Restored by eminent architect Richard H. Lewis — he’s responsible for the gorgeously evocative interiors of the legendary New York City eateries Balthazar, Tavern on the Green and Minetta Tavern, and no-doubt decorated with the assistance of Kirke’s designer mother, Lorraine Kirke — Mary-Louise Parker and Mariska Hargitay are among her high profile clients, the tall and slender townhouse looks like it could be the longtime home of a theatrical, worldly old auntie and her borderline hoarder husband with cozily hodgepodge décor, glimmering antique crystal chandeliers and what listing details call “imported flourishes” such as classic French moldings and Italian marble mantelpieces.
The main entrance is a few steps down from the sidewalk on the garden floor but the primary living and entertaining spaces are located one floor up in a loft-like, open-plan space the stretches the full depth of the house with blonde parquet floors and remarkably high ceilings. The living room area features a fireplace and a pair of massive, 12-pane floor-to-ceiling sash windows that overlook the tree canopied street; the dining area has floor-to-ceiling bookshelves; and the roomy, farmhouse-style kitchen sports a mix of marble and butcher block counter tops and a charming goulash of reclaimed vintage cabinetry juxtaposed against sleek, up-to-date appliances.

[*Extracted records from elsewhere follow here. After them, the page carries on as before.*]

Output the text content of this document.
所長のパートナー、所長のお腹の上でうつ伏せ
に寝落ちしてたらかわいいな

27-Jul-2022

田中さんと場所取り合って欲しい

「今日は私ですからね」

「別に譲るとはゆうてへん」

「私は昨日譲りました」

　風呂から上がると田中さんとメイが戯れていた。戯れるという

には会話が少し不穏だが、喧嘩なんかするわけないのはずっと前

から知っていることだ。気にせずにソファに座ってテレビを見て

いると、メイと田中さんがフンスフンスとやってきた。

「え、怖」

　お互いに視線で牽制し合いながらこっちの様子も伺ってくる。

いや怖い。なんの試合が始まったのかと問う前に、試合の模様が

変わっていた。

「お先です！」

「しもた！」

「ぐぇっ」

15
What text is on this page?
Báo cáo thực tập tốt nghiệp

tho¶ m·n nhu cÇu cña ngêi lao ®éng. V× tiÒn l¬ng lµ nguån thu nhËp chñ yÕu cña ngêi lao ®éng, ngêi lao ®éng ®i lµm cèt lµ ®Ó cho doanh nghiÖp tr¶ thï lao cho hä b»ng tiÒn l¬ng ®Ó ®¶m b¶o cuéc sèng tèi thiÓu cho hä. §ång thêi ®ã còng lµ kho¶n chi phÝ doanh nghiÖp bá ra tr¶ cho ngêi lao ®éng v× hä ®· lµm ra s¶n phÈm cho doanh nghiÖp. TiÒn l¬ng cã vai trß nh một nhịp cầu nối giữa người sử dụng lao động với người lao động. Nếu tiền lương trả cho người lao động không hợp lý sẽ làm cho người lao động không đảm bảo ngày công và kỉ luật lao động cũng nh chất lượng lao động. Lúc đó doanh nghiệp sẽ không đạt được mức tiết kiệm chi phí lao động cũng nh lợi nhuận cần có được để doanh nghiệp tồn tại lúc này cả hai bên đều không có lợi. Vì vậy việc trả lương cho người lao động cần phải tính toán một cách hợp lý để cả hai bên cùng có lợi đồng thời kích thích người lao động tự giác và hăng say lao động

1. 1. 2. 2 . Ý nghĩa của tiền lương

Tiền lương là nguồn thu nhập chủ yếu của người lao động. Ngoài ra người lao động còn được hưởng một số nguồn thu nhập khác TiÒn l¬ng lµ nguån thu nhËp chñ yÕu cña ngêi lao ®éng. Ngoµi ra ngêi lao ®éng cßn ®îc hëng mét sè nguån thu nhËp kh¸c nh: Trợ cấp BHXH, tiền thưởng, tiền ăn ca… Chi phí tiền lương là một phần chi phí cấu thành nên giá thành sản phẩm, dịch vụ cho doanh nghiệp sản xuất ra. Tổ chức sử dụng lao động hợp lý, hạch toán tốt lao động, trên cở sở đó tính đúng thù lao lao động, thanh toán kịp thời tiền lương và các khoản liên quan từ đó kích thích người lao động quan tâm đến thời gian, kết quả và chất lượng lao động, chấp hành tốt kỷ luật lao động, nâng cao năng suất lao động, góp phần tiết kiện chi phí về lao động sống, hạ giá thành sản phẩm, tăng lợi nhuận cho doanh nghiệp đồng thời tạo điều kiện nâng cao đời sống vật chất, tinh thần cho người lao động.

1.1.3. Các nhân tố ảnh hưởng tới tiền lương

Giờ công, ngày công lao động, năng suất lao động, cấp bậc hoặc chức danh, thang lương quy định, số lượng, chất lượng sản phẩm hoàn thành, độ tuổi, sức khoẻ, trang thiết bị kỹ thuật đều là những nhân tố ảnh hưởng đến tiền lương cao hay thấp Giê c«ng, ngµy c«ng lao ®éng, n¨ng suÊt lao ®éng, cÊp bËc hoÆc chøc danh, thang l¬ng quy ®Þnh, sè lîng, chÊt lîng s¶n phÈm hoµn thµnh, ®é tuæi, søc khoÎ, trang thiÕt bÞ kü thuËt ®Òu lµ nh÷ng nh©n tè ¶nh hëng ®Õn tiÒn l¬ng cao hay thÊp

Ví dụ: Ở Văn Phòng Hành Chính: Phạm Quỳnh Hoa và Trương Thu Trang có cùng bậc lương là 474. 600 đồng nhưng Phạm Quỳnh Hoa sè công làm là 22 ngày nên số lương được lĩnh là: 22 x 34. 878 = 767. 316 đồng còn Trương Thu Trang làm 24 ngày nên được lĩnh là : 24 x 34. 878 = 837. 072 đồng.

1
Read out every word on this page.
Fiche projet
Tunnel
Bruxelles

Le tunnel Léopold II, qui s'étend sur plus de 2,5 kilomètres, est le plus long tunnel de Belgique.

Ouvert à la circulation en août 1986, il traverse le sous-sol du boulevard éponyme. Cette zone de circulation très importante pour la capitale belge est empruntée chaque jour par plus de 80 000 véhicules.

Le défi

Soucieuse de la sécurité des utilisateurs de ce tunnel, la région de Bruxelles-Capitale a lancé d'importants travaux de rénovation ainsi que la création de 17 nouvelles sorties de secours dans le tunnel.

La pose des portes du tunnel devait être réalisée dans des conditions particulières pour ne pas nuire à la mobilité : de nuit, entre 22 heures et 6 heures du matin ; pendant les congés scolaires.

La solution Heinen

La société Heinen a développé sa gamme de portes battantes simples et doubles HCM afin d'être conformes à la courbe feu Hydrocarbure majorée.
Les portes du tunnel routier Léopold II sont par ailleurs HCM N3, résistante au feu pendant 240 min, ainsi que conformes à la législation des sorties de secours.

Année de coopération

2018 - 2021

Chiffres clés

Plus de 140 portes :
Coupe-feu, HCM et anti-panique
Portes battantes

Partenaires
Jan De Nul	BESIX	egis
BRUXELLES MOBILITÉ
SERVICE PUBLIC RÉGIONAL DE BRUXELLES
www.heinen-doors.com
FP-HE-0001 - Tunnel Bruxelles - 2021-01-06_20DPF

The second floor is given over entirely to the master suite that comprises an ample, bedroom-sized dressing room/lounge and a bedroom in which a claw-footed tub sits on a low platform in front of a non-working fireplace. The two rooms are linked by an Art Deco-inspired pass-through bathroom decked out with elegant black and white checkerboard floor tiles and a marble-lined shower space behind wrought-iron accented glass doors. Two more bedrooms and a windowless nursery or storage room on the top floor share a hall bathroom while the ground floor provides a convenient mud room just inside the front door, a gigantic family room or art studio that’s nearly 40-feet-long, a small potential bedroom and a full bathroom plus a powder room. Off the kitchen a covered terrace features patterned floor tiles under foot and a staircase down to the pint-sized backyard and a roof deck provides on open, over-the-rooftops view of the lower Manhattan skyline.
Kirke, soon to be seen on the silver screen opposite Molly Ringwald in the comedy “All These Small Moments” as well as in the upcoming indie dramedy “Wild Honey Pie,” previously co-owned with her mother a one-bedroom and one-bathroom condo in a prime, pre-war building in Manhattan’s East Village they bought in early 2008 for a bit more than $710,000. Property records indicate in early 2013 the younger Kirke, who maintains a painting studio in Brooklyn’s far-flung Red Hook ‘hood, sold her half interest in the high-floor downtown apartment for $375,000 to her five years younger actress sister, Lola Kirke, co-star of the Amazon Prime series “Mozart in the Jungle.”